In other critical materials there are, as well, big expansions of supplies away from today’s dominant market suppliers – such as big new cobalt finds (instead of dependence on slave labour in Congo) and rare earths (in the US, instead of China).
On top of that, there are new technologies for producing lithium that, today, have stronger incentives for proving – such as extracting lithium from brines – which could be an important US supply. In all these areas, policies are helping encourage otherwise marginal supplies, but the raw market signal is powerful as well.
When a new dependence on a material rises suddenly there are all kinds of shocks and hiccups, which then translate into prices. Lithium prices, along with lots of other commodities, soared amid COVID pandemic supply shocks, but they have since moderated.
Users of lithium, suitably shocked, are also finding other ways to lock up supplies such as with longer term contracts whose prices aren’t directly reflected on spot markets.
On the demand side there’s also a lot of encouraging news. Some of it comes from recycling, which lowers the demand for virgin supplies. A lot comes from the stronger incentive to look for alternatives to lithium, such as iron-based batteries that can be used in some applications where lithium, previously, was assumed to be king.
Understanding the demand for raw lithium – and upgraded, processed lithium – is particularly important because here is where lithium is particularly unlike oil.
When oil prices shoot up the global economy’s oil using aircraft, trucks, ships, cars and fertilizer plants don’t have many other alternatives. They must keep cranking, and that means demand isn’t that responsive.
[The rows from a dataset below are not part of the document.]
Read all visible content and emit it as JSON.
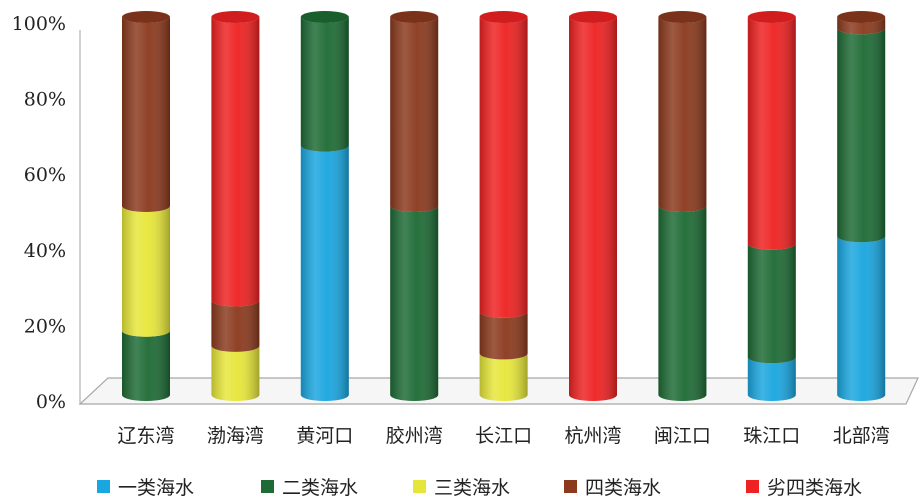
{
  "chart_data": {
    "type": "bar",
    "stacked": true,
    "style": "3d-cylinder",
    "categories": [
      "辽东湾",
      "渤海湾",
      "黄河口",
      "胶州湾",
      "长江口",
      "杭州湾",
      "闽江口",
      "珠江口",
      "北部湾"
    ],
    "series": [
      {
        "name": "一类海水",
        "color": "#1aa6df",
        "values": [
          0,
          0,
          66,
          0,
          0,
          0,
          0,
          10,
          42
        ]
      },
      {
        "name": "二类海水",
        "color": "#1e6b35",
        "values": [
          17,
          0,
          34,
          50,
          0,
          0,
          50,
          30,
          55
        ]
      },
      {
        "name": "三类海水",
        "color": "#e6e63a",
        "values": [
          33,
          13,
          0,
          0,
          11,
          0,
          0,
          0,
          0
        ]
      },
      {
        "name": "四类海水",
        "color": "#8b3a1e",
        "values": [
          50,
          12,
          0,
          50,
          11,
          0,
          50,
          0,
          3
        ]
      },
      {
        "name": "劣四类海水",
        "color": "#ee2222",
        "values": [
          0,
          75,
          0,
          0,
          78,
          100,
          0,
          60,
          0
        ]
      }
    ],
    "yticks": [
      "0%",
      "20%",
      "40%",
      "60%",
      "80%",
      "100%"
    ],
    "ylim": [
      0,
      100
    ],
    "legend_position": "bottom"
  }
}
Lithium users have many more options, including dragging out (or even cancelling) projects – as many have done.
Taking a step back: Lithium is not oil
It's time to take a breath and reconsider the new dependencies on critical materials. While doing that, governments and analysts can sharpen how they think, including about the metaphors that are used.
We need more careful stress tests that look at real responses in supply and demand. Those stress tests must take uncertainty more seriously – including uncertainties that, so far, generally suggest both supply and demand are more responsive than conventionally assumed.
Instead of onshoring supplies – as many governments, especially the US, are doing today – we should be looking more closely at market-oriented “friendshoring”. In practice, that means identifying supplier countries that are willing to play by the rules and open trade, differentially, to all of them.
The concept of a “friend” needs a new, friendlier look – the US should build closer relationships not just with Europe but also Korea and Japan – two countries whose interests are nearly perfectly aligned because they have large lithium needs for their battery industries and similarly concerned about Chinese dominance.
Many other friends are lining up, and an additional advantage of this approach would be to identify places where free trade rules can expand – something that would help give the World Trade Organization new purpose.
Former defence secretary Bob Gates, reflecting on US dependence on China for computer chips and other materials, once implored policy makers to adopt a “small yard, high fence” approach to dependence – identify only the places where dependence is truly problematic. So far, there’s little evidence that lithium is in the yard.